You were right not to add oil, Cast Iron should be cut dry, the graphite (carbon) in it "lubricates" the cut. If you do add oil, you just end up with a sticky mess everywhere.
mzt:
David,

I had concerns about wandering cuts: they would have meant more material to remove.
Rather take it calm,  think, look and (why not?) enjoy the task, however little appealing it might appear.
There may be (that's not guaranteed!) satisfaction awaiting at the end of it.   :bang: :thumbup:


Stew,

a quick look at the drawings confirmed there shoud be enough meat leaft to make the chest.
Btw, (not that it matters so much, any reasonable size would do I guess) the total thickness of the valve chest appears to be missing from Sht 4:
that would be 15mm + the height of the 14mm dia. flange on the right. 
For sake of completeness, if You go editing that page, the thickness of the cylinder cover is missing, too.


Ade,

does it not take patience looking at the mechanical hacksaw  :drool: while it's doing the work for You? Or do You let it work unwatched?  :poke:

(spoken with more than a bit of envy, tho)

As for the oil, I suspected what You confirmed.
Had a few bottles of machine cutting fluid (of the type You mix with water) ready for use (already mixed) upstairs: that might have helped,
but probably one should either use a lot of it or none. And I've got only enough to fill the tank once, the day I will put a working pump into my mill cooling system.
Gotta get around that, too. Possibly, before boring this cylinder.
Boh! We'll see.

Marcello



sbwhart:

--- Quote ---Stew,

a quick look at the drawings confirmed there shoud be enough meat leaft to make the chest.
Btw, (not that it matters so much, any reasonable size would do I guess) the total thickness of the valve chest appears to be missing from Sht 4:
that would be 15mm + the height of the 14mm dia. flange on the right. 
For sake of completeness, if You go editing that page, the thickness of the cylinder cover is missing, too.

--- End quote ---

Thanks Marcello

I've put them right it's 15+3=18 and for the covers its 3mm or 1/8"

Stew
mzt:
Thank You for the dimensions, Stew.

I've a question for You, out of curiosity, regarding how You bored the cylinder as explained here: http://madmodder.net/index.php?topic=6485.msg71075#msg71075

If I got it correctly, You bored the cyl. to full depht, moved X 1mm and again to full depth, repeating the operations till You reached bore full size. Correct?

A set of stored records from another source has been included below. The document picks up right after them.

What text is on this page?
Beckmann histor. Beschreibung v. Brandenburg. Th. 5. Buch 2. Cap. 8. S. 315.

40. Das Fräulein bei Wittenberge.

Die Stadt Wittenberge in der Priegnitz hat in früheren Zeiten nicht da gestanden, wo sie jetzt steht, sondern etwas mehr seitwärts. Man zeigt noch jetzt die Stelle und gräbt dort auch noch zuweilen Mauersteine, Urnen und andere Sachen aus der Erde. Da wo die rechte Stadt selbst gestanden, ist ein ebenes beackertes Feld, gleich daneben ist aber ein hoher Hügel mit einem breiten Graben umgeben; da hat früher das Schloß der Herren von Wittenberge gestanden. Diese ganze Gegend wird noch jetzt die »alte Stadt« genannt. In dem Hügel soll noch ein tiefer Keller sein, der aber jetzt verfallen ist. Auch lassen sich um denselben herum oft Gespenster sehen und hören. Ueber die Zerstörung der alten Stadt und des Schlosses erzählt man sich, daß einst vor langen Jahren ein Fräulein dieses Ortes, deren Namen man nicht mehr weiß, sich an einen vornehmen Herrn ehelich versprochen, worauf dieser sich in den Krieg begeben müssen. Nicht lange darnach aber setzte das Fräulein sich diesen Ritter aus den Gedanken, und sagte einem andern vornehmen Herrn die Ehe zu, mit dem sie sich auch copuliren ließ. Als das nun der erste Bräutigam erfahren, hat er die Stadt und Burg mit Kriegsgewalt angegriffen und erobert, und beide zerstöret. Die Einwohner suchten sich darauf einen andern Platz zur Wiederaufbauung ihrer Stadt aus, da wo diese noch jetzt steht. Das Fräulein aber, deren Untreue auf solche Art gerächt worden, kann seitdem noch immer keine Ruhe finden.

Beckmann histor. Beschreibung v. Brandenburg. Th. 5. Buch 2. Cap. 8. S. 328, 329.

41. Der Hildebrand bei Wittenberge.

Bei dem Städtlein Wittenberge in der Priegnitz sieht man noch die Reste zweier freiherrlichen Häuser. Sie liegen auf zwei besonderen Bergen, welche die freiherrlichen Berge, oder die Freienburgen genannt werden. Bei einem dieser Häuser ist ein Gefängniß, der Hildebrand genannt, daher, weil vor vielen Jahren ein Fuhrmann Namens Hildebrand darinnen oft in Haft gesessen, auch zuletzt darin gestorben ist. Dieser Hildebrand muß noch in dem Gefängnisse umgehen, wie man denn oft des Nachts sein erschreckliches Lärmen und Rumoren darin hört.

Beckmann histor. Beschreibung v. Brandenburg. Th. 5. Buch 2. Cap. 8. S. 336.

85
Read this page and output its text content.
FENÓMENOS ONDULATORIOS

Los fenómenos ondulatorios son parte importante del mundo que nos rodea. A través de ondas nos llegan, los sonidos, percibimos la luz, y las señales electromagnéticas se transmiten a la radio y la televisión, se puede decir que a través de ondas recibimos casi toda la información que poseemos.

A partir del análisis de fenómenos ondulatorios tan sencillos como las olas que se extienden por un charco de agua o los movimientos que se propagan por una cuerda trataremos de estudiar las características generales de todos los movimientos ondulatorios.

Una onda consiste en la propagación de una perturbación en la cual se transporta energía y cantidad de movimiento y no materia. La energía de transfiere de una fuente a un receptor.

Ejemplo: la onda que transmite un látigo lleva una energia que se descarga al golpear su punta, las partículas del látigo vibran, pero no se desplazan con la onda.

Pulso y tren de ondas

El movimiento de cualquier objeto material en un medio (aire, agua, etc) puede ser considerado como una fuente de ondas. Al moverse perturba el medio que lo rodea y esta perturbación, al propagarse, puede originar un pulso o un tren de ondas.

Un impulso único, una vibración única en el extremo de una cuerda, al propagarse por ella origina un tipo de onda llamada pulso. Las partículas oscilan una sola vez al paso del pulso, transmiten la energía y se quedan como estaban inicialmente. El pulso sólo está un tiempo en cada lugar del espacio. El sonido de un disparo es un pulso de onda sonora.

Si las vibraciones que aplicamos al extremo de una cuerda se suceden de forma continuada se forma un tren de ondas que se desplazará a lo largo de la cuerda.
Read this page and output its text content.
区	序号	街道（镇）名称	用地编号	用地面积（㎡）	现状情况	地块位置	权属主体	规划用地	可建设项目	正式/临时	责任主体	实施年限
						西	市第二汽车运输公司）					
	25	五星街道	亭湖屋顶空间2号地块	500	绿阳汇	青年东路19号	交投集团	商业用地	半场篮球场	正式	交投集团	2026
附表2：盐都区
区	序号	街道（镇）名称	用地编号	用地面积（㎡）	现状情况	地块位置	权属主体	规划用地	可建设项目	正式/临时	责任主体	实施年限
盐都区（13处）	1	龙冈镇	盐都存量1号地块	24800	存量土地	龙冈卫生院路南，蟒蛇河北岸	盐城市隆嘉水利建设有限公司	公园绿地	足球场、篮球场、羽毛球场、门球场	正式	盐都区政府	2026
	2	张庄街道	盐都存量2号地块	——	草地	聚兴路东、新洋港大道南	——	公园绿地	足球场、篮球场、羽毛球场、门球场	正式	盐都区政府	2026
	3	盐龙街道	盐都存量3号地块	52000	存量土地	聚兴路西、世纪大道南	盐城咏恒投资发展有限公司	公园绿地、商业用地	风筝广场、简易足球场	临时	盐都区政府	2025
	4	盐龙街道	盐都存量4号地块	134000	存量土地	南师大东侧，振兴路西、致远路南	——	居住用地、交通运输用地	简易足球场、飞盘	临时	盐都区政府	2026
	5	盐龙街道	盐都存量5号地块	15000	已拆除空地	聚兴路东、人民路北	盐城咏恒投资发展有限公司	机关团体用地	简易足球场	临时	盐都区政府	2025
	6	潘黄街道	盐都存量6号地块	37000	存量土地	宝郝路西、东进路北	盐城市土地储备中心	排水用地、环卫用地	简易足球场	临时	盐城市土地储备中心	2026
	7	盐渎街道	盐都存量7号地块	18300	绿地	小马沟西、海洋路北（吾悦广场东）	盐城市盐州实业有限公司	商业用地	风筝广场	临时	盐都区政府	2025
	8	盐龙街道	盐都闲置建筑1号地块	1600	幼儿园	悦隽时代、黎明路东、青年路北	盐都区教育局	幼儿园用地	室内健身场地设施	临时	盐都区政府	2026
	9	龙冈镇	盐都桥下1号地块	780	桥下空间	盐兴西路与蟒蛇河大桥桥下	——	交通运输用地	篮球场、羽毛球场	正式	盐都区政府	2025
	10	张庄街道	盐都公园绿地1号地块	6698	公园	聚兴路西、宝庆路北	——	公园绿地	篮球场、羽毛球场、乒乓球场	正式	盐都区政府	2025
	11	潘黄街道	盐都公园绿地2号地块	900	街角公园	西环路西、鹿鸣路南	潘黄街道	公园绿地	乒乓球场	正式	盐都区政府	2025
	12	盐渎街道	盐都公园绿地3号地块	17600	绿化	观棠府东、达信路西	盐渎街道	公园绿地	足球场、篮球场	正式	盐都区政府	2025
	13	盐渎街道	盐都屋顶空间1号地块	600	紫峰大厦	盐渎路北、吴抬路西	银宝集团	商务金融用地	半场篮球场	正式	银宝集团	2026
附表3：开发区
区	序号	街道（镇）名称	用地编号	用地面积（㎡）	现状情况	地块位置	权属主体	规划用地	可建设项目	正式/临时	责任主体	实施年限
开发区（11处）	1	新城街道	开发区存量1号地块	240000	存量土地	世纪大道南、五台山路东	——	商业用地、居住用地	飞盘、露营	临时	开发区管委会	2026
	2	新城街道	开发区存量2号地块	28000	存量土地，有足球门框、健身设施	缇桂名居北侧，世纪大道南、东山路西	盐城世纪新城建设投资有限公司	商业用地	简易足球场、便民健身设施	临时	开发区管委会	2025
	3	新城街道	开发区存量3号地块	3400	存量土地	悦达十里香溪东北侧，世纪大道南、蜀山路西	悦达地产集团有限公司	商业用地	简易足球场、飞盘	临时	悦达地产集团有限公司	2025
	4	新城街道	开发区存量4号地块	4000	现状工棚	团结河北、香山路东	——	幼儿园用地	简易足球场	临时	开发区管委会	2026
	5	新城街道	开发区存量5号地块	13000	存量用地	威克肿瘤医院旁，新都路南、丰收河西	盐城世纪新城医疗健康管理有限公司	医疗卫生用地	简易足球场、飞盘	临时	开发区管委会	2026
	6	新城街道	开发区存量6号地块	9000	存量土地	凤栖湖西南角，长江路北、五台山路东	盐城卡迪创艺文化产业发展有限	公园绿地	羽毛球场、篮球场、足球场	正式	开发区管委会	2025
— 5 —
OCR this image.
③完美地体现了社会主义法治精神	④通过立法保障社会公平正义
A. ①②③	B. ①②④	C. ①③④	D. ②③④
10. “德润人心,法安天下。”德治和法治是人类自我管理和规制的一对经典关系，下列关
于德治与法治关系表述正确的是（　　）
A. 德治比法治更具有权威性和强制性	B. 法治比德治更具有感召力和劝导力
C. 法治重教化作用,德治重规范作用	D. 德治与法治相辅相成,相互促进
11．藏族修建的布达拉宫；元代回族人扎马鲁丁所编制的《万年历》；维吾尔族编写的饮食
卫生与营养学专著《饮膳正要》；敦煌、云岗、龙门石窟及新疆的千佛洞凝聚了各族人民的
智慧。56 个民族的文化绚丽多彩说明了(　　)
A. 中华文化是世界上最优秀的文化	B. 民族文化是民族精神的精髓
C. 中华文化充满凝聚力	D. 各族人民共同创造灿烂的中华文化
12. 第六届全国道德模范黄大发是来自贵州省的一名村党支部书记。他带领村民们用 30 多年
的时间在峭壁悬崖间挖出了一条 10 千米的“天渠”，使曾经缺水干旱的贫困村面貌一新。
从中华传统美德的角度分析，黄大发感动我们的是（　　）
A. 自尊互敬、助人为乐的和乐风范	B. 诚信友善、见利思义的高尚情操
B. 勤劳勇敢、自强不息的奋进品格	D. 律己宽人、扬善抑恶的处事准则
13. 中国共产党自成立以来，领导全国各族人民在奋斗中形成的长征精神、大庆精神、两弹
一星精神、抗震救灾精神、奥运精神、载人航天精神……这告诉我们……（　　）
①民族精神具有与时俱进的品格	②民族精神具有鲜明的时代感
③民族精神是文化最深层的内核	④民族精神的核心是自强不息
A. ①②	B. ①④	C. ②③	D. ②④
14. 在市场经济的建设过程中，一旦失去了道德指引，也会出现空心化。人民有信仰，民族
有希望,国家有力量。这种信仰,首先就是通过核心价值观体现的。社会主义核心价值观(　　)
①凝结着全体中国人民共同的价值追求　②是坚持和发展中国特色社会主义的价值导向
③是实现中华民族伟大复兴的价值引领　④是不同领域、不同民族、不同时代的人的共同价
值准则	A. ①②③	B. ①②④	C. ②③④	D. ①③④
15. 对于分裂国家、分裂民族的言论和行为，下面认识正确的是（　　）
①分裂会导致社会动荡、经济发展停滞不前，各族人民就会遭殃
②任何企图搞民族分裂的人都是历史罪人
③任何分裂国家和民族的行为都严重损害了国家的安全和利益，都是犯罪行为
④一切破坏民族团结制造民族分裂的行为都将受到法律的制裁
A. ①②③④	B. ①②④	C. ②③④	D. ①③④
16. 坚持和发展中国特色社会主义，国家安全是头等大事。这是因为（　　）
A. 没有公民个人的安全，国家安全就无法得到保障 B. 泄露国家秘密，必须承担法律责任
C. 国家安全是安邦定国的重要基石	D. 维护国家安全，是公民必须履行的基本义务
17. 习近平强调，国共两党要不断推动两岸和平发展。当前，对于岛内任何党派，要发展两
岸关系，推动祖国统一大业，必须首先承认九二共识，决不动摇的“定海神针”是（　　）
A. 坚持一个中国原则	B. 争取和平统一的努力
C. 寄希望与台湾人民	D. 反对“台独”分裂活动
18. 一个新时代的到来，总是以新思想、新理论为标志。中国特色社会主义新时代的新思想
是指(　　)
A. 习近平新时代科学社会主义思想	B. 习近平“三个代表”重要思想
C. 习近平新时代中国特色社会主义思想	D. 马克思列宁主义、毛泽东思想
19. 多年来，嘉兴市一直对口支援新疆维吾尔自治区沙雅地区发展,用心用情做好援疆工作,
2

Did You do that by hand, or do You have automatic feed on the quill of Your mill?

Reason I ask that is I can't see myself doing so turning the little knob on my BF-20, where I can get all but constant feed.
Will think about a larger knob, maybe with an handle: the lathe may lend one for a while.
I suppose I will try chucking a large (and long) mill while I'm still on the roughing cuts, to cut the sides full depht in a single one passage. That would require flooding the cut, tho.
Now I think of it, a battery screwdriver on the quill knob could do, too: that would be interesting.
I've a lot to experiment.

Marcello

sbwhart:
Thats what i did Marcello but I lowered the whole head not the quill (with the little wheel) that was left locked.